Before portrait photography was invented, artist had already devised a method of portrait making. Mostly the wealthy and aristocrats of this time period had their portraits painted. In the mid 19th century photography finally came about to satisfy the new portrait craze. Besides photography many other methods were invented to satisfy the new need for portraits. For example, the miniature, the silhouette and the camera Lucida drawing were also other forms of portrait making. Photography, now, is the most popular and fastest action in taking portraits. Portrait photography is divided up into sections, due to the fact that there are many different styles of portrait photography, Daguerreotype Portraits, Calotype Portraits, and Collodion Portraits are examples of 3 of these. .
A man named Louis-Jacques-mande Daguerre invented the Daguerreotype portraits in 1839. The Daguerreotype is a direct positive process; it created a high detailed image without the use of a negative. The process was done by creating the image on a sheet of copper plated with a thin coat of silver. After the sheet was coated it needed to be washed until it resembled a mirror, it was then placed in a closed bow over iodine until what appeared to be a yellow rose appeared. The sheet was then transferred from the light tight box into the camera. One the sheet was exposed it needed to be developed over mercury until the image appeared. Exposure times for Daguerreotype portraits were 3 to 15 minutes long, which made this method of portraits unpractical. .
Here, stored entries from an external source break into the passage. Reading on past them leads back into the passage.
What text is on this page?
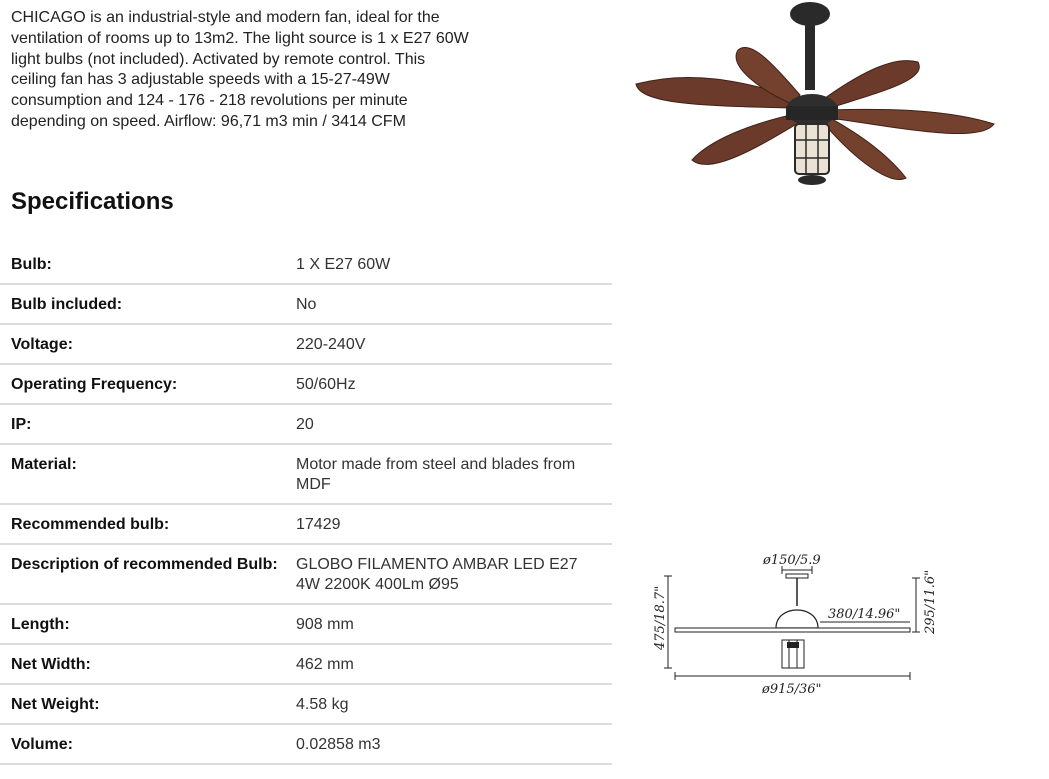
CHICAGO is an industrial-style and modern fan, ideal for the ventilation of rooms up to 13m2. The light source is 1 x E27 60W light bulbs (not included). Activated by remote control. This ceiling fan has 3 adjustable speeds with a 15-27-49W consumption and 124 - 176 - 218 revolutions per minute depending on speed. Airflow: 96,71 m3 min / 3414 CFM
Specifications
Bulb:	1 X E27 60W
Bulb included:	No
Voltage:	220-240V
Operating Frequency:	50/60Hz
IP:	20
Material:	Motor made from steel and blades from MDF
Recommended bulb:	17429
Description of recommended Bulb:	GLOBO FILAMENTO AMBAR LED E27 4W 2200K 400Lm Ø95
Length:	908 mm
Net Width:	462 mm
Net Weight:	4.58 kg
Volume:	0.02858 m3
ø150/5.9
380/14.96"
475/18.7"	295/11.6"
ø915/36"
After the Daguerreotype was invented came the Calotype Portraits. The Calotype's paper negative made it possible to make a reproduction of the picture. The coarse paper of the negative, however, eliminated the delicate detail that was captured by the Daguerreotype. A Scottish painter named, David Hill and his assistant, Robert Adamson noticed the lack of precision and composed portraits in bold masses of light and dark.